Re: ARCADIUM – Breathe Awhile (1969)

: 19-03-2012, 22:24
autor: twoja_stara_trotzky
dziwne są oceny Leśniewskiego w tej książce, oczywiście w kilku wypadkach trudno się nie zgodzić, bo są klasyki klasyków, ale często się łapię na tym, że gość ocenia wysoko te płyty, które ja nisko i odwrotnie. on ma zdecydowanie mniej psychodeliczny gust. taki powiedziałbym dość mainstreamowy :D

Re: ARCADIUM – Breathe Awhile (1969)

: 19-03-2012, 22:24
autor: Maria Konopnicka
Agony pisze:Akurat te audycje przegapilem, ale Lesniewski chyba szczegolowo opisywal ten album w ''Tylko Rocku''? Niestety, do dzis nie udalo mi sie dorwac tej plyty (w akceptowalnej cenie).
na allegro spokojnie można kupić CD w cenie 40-50 zł, a LP za około 100 zł. Kupiłem sobie obie wersje bo mną ta płyta pozamiatała...

Re: ARCADIUM – Breathe Awhile (1969)

: 19-03-2012, 22:29
autor: Maria Konopnicka
twoja_stara_trotzky pisze:dziwne są oceny Leśniewskiego w tej książce, oczywiście w kilku wypadkach trudno się nie zgodzić, bo są klasyki klasyków, ale często się łapię na tym, że gość ocenia wysoko te płyty, które ja nisko i odwrotnie. on ma zdecydowanie mniej psychodeliczny gust. taki powiedziałbym dość mainstreamowy :D
trudno mi powiedzieć, bo na razie jakieś niewielki procent tylko słyszałem - kupiłem kilka albumów, które ocenił 10/10 - m.in.
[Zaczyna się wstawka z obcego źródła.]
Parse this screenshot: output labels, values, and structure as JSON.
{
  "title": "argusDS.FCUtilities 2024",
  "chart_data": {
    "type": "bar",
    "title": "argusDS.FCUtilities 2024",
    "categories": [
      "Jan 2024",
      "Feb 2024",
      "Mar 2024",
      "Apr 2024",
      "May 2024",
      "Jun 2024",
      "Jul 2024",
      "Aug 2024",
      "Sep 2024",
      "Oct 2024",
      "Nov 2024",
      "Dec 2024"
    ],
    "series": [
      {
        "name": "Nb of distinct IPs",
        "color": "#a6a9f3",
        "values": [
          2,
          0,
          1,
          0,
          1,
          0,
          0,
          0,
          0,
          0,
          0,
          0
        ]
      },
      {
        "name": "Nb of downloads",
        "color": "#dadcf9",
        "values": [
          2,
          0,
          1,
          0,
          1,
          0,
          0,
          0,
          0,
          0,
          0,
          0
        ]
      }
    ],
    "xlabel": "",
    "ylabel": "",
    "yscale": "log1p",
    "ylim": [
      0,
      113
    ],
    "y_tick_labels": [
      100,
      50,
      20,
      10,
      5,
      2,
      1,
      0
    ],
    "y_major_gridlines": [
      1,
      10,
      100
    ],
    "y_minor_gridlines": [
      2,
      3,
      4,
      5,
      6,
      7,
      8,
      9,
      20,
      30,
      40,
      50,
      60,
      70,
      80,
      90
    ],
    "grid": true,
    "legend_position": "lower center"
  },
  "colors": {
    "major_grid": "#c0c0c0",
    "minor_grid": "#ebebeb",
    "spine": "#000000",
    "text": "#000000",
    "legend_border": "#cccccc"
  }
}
ARZACHEL (to raczej pod Twoim wpływem) czy ARCADIUM, którym rzeczywiście sam bym wystawił takie noty. Natomiast również ocenione 10/10 Bakerloo i Babe Ruth oceniłbym już niżej. Ale to wiadomo, że nie trafi się idealnie w czyjś gust. Każdy ma jakieś słabości, sentymenty i indytwidualne preferencje.

Re: ARCADIUM – Breathe Awhile (1969)

: 19-03-2012, 22:41
autor: Agony
Przyznam, ze jeszcze nigdy nie zawiodlem sie na rekomendacjach tego autora. On sam zreszta mowil o sobie (niestety, nie potrafie odszukac stosownego cytatu), ze jego gust ewoluowal od progresywnego rocka przelomu lat 60. i 70., do psychodelii, ktora rozwijala sie kilka lat wczesniej, niz prog rock. Czytajac jego teksty dochodze do wniosku, ze preferuje on zespoly grajace konkretnie, a nie te, ktore nagrywaly dzwiekowe dziwadla.
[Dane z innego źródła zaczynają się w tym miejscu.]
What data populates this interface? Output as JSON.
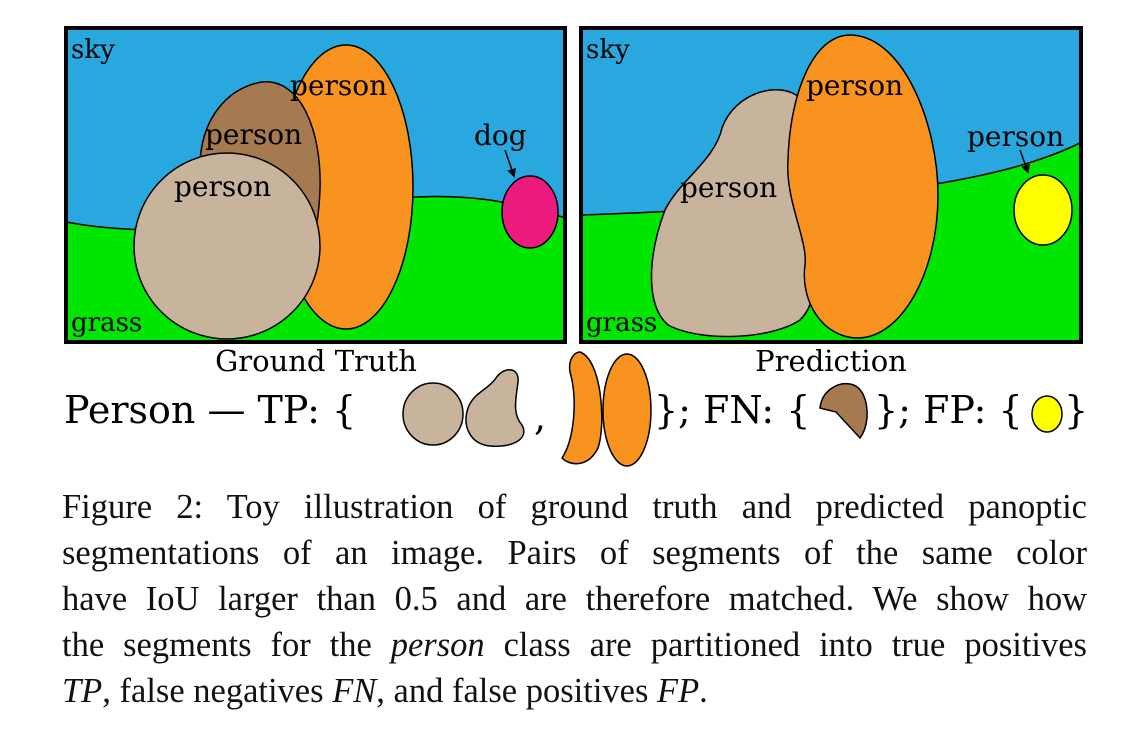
{
  "colors": {
    "sky": "#29a8e0",
    "grass": "#00e600",
    "person_tan": "#c8b49c",
    "person_brown": "#a67a50",
    "person_orange": "#f7931e",
    "dog_magenta": "#ee1b7e",
    "fp_yellow": "#ffff00",
    "outline": "#000000"
  },
  "ground_truth": {
    "title": "Ground Truth",
    "labels": {
      "sky": "sky",
      "grass": "grass",
      "person_orange": "person",
      "person_brown": "person",
      "person_tan": "person",
      "dog": "dog"
    }
  },
  "prediction": {
    "title": "Prediction",
    "labels": {
      "sky": "sky",
      "grass": "grass",
      "person_orange": "person",
      "person_tan": "person",
      "person_yellow": "person"
    }
  },
  "legend": {
    "prefix": "Person — TP: {",
    "comma": ",",
    "fn_text": "}; FN: {",
    "fp_text": "}; FP: {",
    "close": "}"
  },
  "caption": {
    "line1": "Figure 2: Toy illustration of ground truth and predicted panoptic",
    "line2": "segmentations of an image. Pairs of segments of the same color",
    "line3": "have IoU larger than 0.5 and are therefore matched. We show how",
    "line4_a": "the segments for the ",
    "line4_em": "person",
    "line4_b": " class are partitioned into true positives",
    "tp": "TP",
    "line5_a": ", false negatives ",
    "fn": "FN",
    "line5_b": ", and false positives ",
    "fp": "FP",
    "line5_c": "."
  }
}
Re: ARCADIUM – Breathe Awhile (1969)

: 20-03-2012, 01:11
autor: Glene
A ja mam pyatnie odnosnie ksiazki "Brytyjski Rock w latach 1961-1979" da sie ja dorwac taniej niz za 150 zl?

Re: ARCADIUM – Breathe Awhile (1969)

: 20-03-2012, 08:01
autor: mrwth
Nie ogarniam skąd tyle emocji podczas słuchania tej płyty. Przeczesuję radarami całą okolicę + bonusy, ale ni chuja nie potrafię ich zlokalizować. Tak czy srak - bardzo fajna nuta, przyjemnie się słuchało o poranku : )

Re: ARCADIUM – Breathe Awhile (1969)

: 20-03-2012, 10:52
autor: Bezdech
Problem z Leśniewskim jest taki, że płyty, które opisuje, sprzedaje przy okazji za kosmiczne kwoty w swoim sklepiku. Można się bronić, że gust itp., ale sporo z tych 10/10 to ewidentne podkoloryzowywanie rzeczywistości. Choćby wspomniane Bakerloo, czy np. Fuzzy Duck, albo też słaba, dwójka Blodwyn Pig. Niech kazdy sobie dopowie, co mu szara materia podszeptuje w tej kwestii.

A Babe Ruth to może nie 10, ale spokojnie 9/10. Żeby nie ten nieszczęsny kower.

Re: ARCADIUM – Breathe Awhile (1969)

: 20-03-2012, 12:35
autor: Heretyk
a ktoś tam coś u niego kupował wysyłkowo? solidna firma? bo już widzę kilkanaście płyty które mnie interesują.